If you can throw together an edited collection, that's a good way of getting well-known, as long as it doesn't take away from your monographs and reviewed articles. If you were an unknown theorist and could become the editor of a book about some new hot theoretical trend in the 80s or 90s, you could get a reputation without having actually produced much theory of your own.
The problem with edited collections, I've heard, is having to work with a variety of authors with different attitudes toward prose-style and deadlines. The advantage is that you can have a book in your name without having to write the thing yourself. It's more cost-effective than editing a journal, where you do more work over a longer period of time, but don't have a book in your name no matter how long you've been the editor.
Editing more than one collection before you have a monograph is a mistake, according to the conventional view (with which I agree). The collection might be even more valuable to the field than your monograph is, but you need to show how you cultivate your own garden.
Edited collections are like any other book in that they can be excellent or not so excellent, but the difference is that they are likely to be less consistent in quality than monographs, especially if they are proceedings of an event (a conference or symposium) that haven't been individually refereed.

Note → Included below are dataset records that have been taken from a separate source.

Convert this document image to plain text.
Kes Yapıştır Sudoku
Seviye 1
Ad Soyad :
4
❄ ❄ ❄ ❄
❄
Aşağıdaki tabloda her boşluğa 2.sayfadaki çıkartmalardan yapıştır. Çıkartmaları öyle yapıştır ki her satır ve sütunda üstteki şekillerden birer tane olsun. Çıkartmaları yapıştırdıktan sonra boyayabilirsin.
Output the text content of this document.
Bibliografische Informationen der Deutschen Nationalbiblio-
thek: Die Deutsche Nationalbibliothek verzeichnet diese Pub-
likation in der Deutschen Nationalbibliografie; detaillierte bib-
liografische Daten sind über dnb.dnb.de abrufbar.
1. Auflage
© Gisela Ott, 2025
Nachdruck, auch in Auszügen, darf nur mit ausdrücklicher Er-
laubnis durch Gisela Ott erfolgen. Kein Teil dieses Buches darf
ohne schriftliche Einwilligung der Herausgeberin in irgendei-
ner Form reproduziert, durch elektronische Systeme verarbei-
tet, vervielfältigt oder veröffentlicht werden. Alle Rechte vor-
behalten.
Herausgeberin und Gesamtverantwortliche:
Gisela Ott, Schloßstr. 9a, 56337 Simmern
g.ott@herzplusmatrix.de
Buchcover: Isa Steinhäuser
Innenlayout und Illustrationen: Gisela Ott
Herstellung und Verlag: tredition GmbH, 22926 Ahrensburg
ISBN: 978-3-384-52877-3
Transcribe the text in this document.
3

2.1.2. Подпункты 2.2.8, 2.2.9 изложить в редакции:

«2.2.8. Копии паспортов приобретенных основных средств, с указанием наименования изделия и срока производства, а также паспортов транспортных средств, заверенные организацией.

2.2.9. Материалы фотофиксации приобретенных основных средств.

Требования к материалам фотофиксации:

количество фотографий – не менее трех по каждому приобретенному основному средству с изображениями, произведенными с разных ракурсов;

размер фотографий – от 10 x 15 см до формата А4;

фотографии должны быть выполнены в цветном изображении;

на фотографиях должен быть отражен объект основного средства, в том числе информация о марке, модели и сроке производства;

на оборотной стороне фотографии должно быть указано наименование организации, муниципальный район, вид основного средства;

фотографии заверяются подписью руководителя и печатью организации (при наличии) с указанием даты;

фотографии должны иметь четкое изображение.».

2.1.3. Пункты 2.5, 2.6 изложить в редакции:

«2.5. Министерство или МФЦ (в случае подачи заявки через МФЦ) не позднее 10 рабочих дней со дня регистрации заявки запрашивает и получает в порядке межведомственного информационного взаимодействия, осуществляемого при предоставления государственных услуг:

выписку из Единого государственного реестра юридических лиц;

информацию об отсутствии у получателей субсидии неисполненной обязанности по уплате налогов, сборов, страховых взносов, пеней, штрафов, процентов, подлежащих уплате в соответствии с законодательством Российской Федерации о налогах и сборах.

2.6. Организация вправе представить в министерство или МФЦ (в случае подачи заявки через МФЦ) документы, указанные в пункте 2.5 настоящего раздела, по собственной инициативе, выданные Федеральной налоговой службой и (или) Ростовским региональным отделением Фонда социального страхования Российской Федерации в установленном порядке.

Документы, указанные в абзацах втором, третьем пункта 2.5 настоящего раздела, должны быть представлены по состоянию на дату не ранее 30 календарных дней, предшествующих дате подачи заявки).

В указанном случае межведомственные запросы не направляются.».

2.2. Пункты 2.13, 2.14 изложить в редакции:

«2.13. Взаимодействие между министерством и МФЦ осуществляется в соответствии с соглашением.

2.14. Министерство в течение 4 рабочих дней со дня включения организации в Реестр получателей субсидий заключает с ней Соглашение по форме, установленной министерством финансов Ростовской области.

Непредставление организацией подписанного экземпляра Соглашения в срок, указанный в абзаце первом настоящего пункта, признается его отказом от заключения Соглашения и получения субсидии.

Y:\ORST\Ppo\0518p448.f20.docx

A tenure committee might count an edited collection as the equivalent of about 3 articles. 1/ 1/2 for the introduction, 1 1/2 for the editing. If the collection is super visible or influential, however, then that adds to its value. An edited collection on a single author or narrow subject is not likely to be influential. A book that appears to be a reference book might be visible, but does not quite seem as original. This judgment would depend on whether it was seen as a guide for undergraduates (unprestigious) or a book that introduces a new way of envisioning an entire field (prestigious).